Penetapan tersangka tersebut berdasarkan Surat Penetapan Tersangka Nomor: TAP-54/F.2/Fd.2/10/2023 tanggal 15 Oktober 2023. Setelah Sadikin diperiksa kesehatannya dan dinyatakan sehat, yang bersangkutan langsung ditahan di Rumah Tahanan Negara (Rutan) Kejagung.
Ketut menyampaikan, Sadikin diduga melakukan permufakatan jahat dengan menyuap atau memberikan gratifikasi, menguasai, menempatkan, serta menggunakan uang sebesar Rp 40 miliar. Uang tersebut berasal dari Irwan Hermawan, Komisaris PT Solitech Media Sinergy, sebagai hasil tindak pidana dalam kasus pembangunan menara BTS 4G. Uang tersebut diberikan kepada Sadikin melalui perantaraan Windy Purnama, orang kepercayaan Irwan.
Menanggapi penetapan tersangka Sadikin dan Edward, Wakil Ketua Lembaga Pengawasan dan Pengawalan Penegakan Hukum Indonesia (LP3HI) Kurniawan Adi Nugroho berpandangan, hal itu merupakan langkah maju. Namun, kata Kurniawan, kedua orang tersebut diduga hanya menjadi perantara dalam kasus menara BTS 4G.
Menurut Kurniawan, pihak lain yang juga disebut Irwan telah menerima uang adalah Nistra Yohan. Sebab, Nistra hingga saat ini belum pernah memenuhi panggilan penyidik. Untuk itu, penyidik diharapkan memasukkannya ke daftar pencarian orang (DPO).
Meski Dito membantah keterangan tentang penerimaan uang sebesar Rp 27 miliar di persidangan, Dito belum pernah dikonfrontasi dengan para saksi yang menyatakan hal tersebut.
Di sisi lain, meski Dito membantah keterangan tentang penerimaan uang sebesar Rp 27 miliar di persidangan, Dito belum pernah dikonfrontasi dengan para saksi yang menyatakan hal tersebut, yakni Irwan, Windy, serta saksi bernama Resi.

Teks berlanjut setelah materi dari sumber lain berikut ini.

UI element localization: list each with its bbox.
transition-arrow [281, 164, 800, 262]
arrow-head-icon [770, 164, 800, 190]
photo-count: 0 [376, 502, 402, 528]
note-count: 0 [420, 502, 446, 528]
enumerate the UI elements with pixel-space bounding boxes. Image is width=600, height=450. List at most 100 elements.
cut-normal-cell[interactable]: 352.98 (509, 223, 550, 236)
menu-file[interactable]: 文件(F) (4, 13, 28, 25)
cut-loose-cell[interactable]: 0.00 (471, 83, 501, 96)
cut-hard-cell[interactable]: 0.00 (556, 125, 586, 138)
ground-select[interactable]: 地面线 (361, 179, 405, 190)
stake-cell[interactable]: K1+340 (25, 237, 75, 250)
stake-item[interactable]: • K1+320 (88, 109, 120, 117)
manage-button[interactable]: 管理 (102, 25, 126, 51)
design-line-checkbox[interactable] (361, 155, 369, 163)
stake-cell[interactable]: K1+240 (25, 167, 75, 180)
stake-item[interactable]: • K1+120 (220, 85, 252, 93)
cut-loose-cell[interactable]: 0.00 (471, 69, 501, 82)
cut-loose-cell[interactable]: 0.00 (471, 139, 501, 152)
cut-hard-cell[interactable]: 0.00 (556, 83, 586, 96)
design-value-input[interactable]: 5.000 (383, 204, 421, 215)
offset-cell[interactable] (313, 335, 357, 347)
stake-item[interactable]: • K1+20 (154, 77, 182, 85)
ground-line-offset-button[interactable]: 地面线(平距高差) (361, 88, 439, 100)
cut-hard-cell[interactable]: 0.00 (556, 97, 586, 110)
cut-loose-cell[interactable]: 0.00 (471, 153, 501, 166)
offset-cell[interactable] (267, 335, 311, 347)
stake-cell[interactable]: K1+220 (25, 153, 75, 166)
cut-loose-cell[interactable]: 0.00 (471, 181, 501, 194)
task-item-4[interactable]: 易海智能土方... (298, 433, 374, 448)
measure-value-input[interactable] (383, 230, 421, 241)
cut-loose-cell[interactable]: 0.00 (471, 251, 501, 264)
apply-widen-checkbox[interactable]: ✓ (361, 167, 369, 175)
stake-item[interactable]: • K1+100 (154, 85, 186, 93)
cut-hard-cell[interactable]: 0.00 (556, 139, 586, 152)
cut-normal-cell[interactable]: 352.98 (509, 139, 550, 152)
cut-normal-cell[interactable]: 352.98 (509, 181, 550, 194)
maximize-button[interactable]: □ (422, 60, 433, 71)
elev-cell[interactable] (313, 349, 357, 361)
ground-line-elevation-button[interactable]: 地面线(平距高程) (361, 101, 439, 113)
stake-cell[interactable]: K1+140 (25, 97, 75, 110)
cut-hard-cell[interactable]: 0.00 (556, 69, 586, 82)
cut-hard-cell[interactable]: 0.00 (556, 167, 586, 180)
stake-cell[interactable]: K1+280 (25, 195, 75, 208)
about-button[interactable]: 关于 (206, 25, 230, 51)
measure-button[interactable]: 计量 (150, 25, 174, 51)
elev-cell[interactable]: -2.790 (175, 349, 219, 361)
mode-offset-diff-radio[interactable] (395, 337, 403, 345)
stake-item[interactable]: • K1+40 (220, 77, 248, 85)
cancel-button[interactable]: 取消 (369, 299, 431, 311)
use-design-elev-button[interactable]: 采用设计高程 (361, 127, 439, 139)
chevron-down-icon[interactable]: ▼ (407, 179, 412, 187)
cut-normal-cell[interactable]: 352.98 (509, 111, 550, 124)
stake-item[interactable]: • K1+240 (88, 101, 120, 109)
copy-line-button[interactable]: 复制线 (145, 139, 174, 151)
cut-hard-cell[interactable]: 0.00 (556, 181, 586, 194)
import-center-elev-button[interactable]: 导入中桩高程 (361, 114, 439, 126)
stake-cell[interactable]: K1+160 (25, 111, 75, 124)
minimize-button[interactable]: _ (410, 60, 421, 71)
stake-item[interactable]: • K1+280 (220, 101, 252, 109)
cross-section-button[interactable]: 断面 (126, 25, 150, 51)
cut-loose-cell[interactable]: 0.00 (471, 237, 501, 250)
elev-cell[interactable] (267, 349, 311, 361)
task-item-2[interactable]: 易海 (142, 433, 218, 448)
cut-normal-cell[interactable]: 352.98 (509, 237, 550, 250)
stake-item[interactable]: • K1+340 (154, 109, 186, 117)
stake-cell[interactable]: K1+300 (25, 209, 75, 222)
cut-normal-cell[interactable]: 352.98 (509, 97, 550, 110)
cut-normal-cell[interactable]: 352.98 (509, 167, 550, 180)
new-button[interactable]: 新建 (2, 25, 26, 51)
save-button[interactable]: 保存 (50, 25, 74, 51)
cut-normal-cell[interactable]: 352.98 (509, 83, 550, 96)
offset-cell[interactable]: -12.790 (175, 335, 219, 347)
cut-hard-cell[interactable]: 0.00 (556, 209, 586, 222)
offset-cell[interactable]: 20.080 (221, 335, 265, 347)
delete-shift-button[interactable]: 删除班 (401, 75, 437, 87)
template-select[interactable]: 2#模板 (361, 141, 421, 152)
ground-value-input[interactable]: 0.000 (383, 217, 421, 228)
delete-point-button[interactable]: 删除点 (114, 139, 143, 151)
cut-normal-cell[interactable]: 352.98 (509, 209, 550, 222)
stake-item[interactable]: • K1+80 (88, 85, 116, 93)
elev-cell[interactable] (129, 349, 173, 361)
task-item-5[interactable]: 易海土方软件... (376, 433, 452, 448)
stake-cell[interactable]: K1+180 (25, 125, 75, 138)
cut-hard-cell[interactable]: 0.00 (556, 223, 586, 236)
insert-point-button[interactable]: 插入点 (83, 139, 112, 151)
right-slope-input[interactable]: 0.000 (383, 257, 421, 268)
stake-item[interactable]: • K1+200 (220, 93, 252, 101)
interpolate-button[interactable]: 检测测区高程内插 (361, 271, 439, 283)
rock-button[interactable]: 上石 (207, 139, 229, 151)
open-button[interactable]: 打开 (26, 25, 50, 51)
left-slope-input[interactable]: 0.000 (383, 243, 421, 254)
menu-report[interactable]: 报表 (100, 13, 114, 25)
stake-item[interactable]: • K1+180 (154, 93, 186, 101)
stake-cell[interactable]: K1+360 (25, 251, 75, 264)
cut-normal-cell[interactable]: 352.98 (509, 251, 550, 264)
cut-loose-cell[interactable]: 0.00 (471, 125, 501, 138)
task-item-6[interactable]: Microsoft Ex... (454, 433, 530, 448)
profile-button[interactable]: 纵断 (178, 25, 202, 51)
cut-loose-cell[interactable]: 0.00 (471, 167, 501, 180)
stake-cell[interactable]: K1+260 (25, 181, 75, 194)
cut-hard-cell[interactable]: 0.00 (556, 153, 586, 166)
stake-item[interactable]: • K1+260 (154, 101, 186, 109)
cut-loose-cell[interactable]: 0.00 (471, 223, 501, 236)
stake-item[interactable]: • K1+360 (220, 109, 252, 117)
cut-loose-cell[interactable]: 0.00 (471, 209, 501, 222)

”Mestinya penyidik mengonfrontasi keterangan kedua pihak. Kalau keterangan keduanya bertentangan, berarti ada salah satu pihak yang bohong, apakah yang bohong ketiga saksi itu atau Dito,” ucap Kurniawan.
Menurut Kurniawan, selain menetapkan tersangka, penyidik diharapkan menelusuri aliran uang tersebut, apakah berhenti di para tersangka atau mengalir ke pihak lain, termasuk penegak hukum. Sebab, dari keterangan saksi di persidangan, baik Edward maupun Sadikin disebut hanya sebagai perantara. Sebagaimana disebut di persidangan, uang yang diserahkan ke Sadikin disebut ditujukan kepada BPK. Menurut Kurniawan, bukan tidak mungkin para tersangka itu akan pasang badan untuk melindungi pihak-pihak yang turut menikmati uang tersebut.
Sementara itu, peneliti dari Pusat Kajian Anti Korupsi (Pukat) Universitas Gadjah Mada, Zaenur Rohman, berharap agar Kejagung tidak melakukan tebang pilih dalam memproses kasus ini. Terlebih, keterangan saksi di bawah sumpah dalam persidangan memiliki nilai yang lebih kuat.
Menurut Zaenur, semua nama yang sudah diungkap di persidangan seharusnya diperiksa dan dikonfrontasi satu dengan yang lain. Selain itu, penyidik diharapkan tidak ragu untuk memeriksa telepon genggam para saksi dan terdakwa untuk mencari alat bukti atau petunjuk terkait aliran uang dari kasus menara BTS 4G.
”Kalau ini tidak diungkap secara tuntas, kasus ini akan menimbulkan persepsi bahwa kejaksaan tebang pilih dan hanya menyasar pihak tertentu, sementara yang lain tidak disidik,” kata Zaenur.